White House hopeful Barack Obama Tuesday stressed his "stalwart support" for Israel after receiving unwelcome backing from the leader of the Nation of Islam, a religious and socio-political organization for African Americans that is not recognized as being part of mainstream Islam.
"This young man is the hope of the entire world that America will change and be made better," Nation of Islam leader Louis Farrakhan, 74, said at a convention on Sunday, according to extracts of his speech broadcast on local television.
"We are witnessing the phenomenal rise of a man of color in a country that has persecuted us because of our color," said the long-time leader of the African-American organization, who has been accused of anti-Semitism and homophobia.

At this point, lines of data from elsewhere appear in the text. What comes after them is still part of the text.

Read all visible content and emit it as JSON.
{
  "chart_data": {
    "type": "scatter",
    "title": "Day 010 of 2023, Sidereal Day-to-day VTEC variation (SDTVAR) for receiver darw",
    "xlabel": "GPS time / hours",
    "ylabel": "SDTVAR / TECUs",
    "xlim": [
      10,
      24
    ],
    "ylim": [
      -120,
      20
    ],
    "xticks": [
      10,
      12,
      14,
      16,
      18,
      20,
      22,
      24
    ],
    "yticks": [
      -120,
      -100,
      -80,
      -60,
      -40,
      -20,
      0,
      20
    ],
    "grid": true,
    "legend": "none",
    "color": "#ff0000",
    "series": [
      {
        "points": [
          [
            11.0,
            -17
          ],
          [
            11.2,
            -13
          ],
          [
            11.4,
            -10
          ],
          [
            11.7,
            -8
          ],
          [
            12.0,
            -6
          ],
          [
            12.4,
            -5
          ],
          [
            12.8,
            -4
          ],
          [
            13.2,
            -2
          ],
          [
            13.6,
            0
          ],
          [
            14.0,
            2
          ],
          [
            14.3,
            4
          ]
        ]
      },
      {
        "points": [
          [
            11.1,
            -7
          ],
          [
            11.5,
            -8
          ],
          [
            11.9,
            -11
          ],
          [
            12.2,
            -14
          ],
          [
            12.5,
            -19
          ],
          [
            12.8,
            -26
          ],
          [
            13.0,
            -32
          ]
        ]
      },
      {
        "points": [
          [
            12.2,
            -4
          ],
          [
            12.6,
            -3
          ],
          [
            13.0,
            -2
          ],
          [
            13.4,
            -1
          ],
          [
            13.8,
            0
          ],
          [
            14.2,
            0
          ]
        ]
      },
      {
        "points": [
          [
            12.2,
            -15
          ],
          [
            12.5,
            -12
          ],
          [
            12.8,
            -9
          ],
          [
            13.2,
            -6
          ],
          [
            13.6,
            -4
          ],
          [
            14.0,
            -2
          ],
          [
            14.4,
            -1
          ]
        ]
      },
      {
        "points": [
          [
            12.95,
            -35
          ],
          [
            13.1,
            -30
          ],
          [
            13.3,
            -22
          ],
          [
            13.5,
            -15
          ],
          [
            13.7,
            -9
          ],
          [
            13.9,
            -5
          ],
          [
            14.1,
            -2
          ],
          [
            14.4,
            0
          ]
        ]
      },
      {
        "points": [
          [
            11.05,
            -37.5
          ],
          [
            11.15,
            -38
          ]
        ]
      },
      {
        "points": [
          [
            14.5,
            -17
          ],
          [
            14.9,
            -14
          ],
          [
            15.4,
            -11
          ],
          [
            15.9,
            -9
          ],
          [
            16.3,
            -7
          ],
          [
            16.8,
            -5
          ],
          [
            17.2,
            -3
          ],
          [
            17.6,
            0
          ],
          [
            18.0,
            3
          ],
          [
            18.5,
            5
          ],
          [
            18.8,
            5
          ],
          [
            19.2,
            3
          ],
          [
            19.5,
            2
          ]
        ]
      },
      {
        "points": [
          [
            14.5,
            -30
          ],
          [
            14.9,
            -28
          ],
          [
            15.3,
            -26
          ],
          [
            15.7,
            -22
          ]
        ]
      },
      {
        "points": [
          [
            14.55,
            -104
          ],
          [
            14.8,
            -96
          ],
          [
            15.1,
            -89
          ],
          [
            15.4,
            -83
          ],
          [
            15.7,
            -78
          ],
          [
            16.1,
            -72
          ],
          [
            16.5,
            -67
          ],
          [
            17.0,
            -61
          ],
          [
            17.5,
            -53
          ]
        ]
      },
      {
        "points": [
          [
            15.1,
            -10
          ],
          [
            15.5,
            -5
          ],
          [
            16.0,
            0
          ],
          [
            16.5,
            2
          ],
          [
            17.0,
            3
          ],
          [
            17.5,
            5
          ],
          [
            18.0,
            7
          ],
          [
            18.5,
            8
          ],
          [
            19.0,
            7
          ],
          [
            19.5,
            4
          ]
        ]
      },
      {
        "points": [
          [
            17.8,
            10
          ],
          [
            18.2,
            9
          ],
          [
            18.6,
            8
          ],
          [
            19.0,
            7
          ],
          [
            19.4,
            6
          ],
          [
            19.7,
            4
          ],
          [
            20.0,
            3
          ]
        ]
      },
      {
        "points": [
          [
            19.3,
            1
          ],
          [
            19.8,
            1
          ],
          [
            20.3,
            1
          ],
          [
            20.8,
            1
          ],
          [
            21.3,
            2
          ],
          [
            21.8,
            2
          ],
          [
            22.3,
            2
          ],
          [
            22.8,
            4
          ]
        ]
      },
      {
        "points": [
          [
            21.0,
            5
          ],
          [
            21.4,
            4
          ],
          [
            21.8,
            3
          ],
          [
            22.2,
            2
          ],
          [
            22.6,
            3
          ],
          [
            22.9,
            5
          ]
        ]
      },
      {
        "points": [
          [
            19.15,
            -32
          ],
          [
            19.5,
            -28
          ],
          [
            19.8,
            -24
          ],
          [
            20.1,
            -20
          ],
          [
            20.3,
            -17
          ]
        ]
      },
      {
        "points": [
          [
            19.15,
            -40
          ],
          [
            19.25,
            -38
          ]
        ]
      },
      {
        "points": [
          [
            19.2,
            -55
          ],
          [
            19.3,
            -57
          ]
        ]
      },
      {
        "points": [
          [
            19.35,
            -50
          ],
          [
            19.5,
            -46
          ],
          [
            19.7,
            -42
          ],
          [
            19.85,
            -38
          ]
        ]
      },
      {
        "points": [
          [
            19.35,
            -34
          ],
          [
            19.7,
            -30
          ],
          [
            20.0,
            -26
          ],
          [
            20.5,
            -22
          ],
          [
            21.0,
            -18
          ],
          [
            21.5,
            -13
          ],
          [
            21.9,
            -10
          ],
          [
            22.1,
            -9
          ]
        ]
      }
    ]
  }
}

Farrakhan rebuilt the Nation of Islam -- which promotes black empowerment and nationalism -- in the late 1970s after W.D. Mohammed, the son of longtime leader Elijah Mohammed, moved his followers toward mainstream Islam.
Farrakhan has drawn attention for calling Judaism a "gutter religion" and suggesting crack cocaine might have been a CIA plot to enslave blacks.
Obama said Farrakhan's repeated anti-Israel and anti-Jewish tirades were "unacceptable and reprehensible."
"I have been very clear in my denunciation of his anti-Semitic comments," Obama said at a presidential debate with Democratic rival Hillary Clinton, insisting he had not sought Farrakhan's endorsement in any way.
Asked about his own Chicago pastor's warm words for Farrakhan in the past, Obama insisted "I have some of the strongest support from the Jewish community."
"And the reason is because I have been a stalwart friend of Israel's. I think they are one of our most important allies in the region, and I think that their security is sacrosanct," he said.
Clinton suggested that Obama's remarks on Farrakhan had been weak, arguing he should "reject" the Nation of Islam figurehead rather than "denounce" him.
Obama said there was nothing to reject in terms of a formal offer of help from Farrakhan.
"But if the word 'reject' Senator Clinton feels is stronger than the word 'denounce,' then I'm happy to concede the point. And I would reject and denounce," he said to laughter.
In recent years, officials with the Nation of Islam have promoted unity and tolerance among religions.
Obama, who is battling Hillary Clinton for the Democratic nomination, has had to fend off false claims perpetuated by email that he is a secret Muslim.
Obama's Kenyan father was a non-observant Muslim, but the candidate himself was raised as a Christian by his white American mother.